Their critique of Zionism was fundamentally a critique of state power, militarized policing, and racial hierarchy—issues that remain central to global human rights debates today. Understanding this history helps us see how marginalized groups have historically resisted systems that exclude or oppress them.

Putting It in Perspective

The Israeli Black Panthers’ alliance with the PLO was groundbreaking: it demonstrated that Jewish identity is not monolithic and that many Mizrahi Jews saw Zionism not as liberation, but as a structure that reproduced racial inequality within Israel itself.

Similarly, the U.S. Black Panthers’ solidarity with Palestinians reflected a broader anti‑imperialist worldview that connected struggles from Oakland to Beirut. Their stance anticipated today’s global movements linking racial justice, anti‑colonialism, and human rights.

This history reminds us that solidarity is not predetermined by ethnicity or nationality—it is shaped by shared experiences of injustice and a commitment to collective liberation.

APA Citations

  1. Black Panthers (Israel). (n.d.). Wikipedia. https://en.wikipedia.org/wiki/Black_Panthers_(Israel)

  2. Shohat, E. (2013). Black Panther Palestine. Studies in American Jewish Literature, 35(1), 77–98. https://www.jstor.org/stable/10.5325/studamerjewilite.35.1.0077

  3. Pien, D. (2018). Israeli Black Panther Party (1971–1977). BlackPast. https://www.blackpast.org/global-african-history/israeli-black-panther-party-1971-1977/

  4. Thomas, G. (2021). The Black Panther Party on Palestine. Hampton Institute. https://www.hamptonthink.org/read/the-black-panther-party-on-palestine

Comments

  1. This is fascinating to me because I wasn't aware that there was a Israeli Black Panther, Mizrahi Jewish social justice, movement that took the Black Panther name from the US Black Panthers. This shows how much social movements borrow and inspire each other. The #MeToo movement that started in the US, for example, inspired women (and even men) in other regions, even Europe, Asia, and Africa to speak up about sexually harassment and exploitation. The same is true for the Black Lives Matter movement after the George Floyd murder. Some BLM protests were even held in faraway Japan and in France.
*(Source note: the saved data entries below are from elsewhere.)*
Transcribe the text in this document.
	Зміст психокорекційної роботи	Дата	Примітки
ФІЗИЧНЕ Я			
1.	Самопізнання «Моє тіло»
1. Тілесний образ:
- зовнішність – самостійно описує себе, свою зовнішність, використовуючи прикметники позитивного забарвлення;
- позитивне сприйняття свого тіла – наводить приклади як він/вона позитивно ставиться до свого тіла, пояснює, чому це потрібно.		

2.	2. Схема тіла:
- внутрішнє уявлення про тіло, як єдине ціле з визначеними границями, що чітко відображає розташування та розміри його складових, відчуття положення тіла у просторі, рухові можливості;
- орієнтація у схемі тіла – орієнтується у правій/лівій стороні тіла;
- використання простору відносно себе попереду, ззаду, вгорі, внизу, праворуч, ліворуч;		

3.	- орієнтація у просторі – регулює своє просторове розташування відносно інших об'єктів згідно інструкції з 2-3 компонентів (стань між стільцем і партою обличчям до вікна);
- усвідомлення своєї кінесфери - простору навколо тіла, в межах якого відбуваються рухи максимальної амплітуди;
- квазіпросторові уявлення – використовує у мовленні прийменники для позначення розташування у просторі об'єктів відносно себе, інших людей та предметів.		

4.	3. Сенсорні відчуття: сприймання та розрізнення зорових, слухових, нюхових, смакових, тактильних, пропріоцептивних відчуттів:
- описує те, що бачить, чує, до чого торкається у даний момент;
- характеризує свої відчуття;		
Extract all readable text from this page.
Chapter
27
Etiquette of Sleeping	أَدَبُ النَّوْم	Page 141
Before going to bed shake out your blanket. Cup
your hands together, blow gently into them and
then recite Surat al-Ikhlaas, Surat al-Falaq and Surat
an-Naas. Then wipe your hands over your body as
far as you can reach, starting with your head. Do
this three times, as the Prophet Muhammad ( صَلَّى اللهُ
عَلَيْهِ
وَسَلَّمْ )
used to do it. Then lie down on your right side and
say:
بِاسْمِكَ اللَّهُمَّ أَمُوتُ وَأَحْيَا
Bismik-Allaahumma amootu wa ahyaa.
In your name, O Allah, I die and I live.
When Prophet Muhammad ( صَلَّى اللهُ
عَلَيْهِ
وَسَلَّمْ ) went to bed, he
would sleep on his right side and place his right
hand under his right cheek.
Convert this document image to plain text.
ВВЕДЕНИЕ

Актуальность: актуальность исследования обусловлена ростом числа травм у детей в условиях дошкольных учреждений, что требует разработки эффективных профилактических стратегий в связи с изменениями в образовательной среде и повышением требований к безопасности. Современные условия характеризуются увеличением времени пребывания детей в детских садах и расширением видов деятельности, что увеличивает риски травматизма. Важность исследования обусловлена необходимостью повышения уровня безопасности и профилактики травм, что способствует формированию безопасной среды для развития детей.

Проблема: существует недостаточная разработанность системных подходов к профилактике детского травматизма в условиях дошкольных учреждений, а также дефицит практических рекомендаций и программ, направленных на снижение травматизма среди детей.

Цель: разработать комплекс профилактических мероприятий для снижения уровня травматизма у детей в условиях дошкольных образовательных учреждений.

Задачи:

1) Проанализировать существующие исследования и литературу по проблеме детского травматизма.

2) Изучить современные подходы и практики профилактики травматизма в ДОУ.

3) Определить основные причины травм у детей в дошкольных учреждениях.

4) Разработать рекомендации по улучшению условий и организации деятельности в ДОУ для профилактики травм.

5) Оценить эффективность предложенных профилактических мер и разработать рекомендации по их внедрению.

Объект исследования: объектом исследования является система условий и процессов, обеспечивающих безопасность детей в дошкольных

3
    I guess the Israeli Black Panthers pointed out that solidarity wasn't just a matter of being Jewish but, as they felt excluded in Israeli society, there was a need to assert their common ethnic bonds that were holding them back from being fully embraced by the mostly European Jewish majority, which saw itself as being superior and, perhaps as the true founders of the Jewish State, which formed as the ashes of the Nazi death camps in Europe were still cooling (figuratively).

    Ethiopian Jews emigrated en masse to Israel later than most North Aftrican Jews and they, sadly, experienced racial prejudice and disadvantages as well. Some of them were inspired by the BLM movement in the US to speak out. See: https://www.google.com/search?q=prejudice+again+ethiopian+jews+in+Israel%3F&oq=prejudice+again+ethiopian+jews+in+Israel%3F&gs_lcrp=EgZjaHJvbWUyBggAEEUYOTIHCAEQIRiPAtIBCTE4MjUwajBqN6gCALACAA&sourceid=chrome&ie=UTF-8#fpstate=ive&vld=cid:38f1312a,vid:ki-6IK5NCdQ,st:0 .

    In Japan, Burakumin started their own groups to encourage solidarity when they faced discrimination in employment and in marriage prospects in Japan. Social movements crop up everywhere in the face of oppression.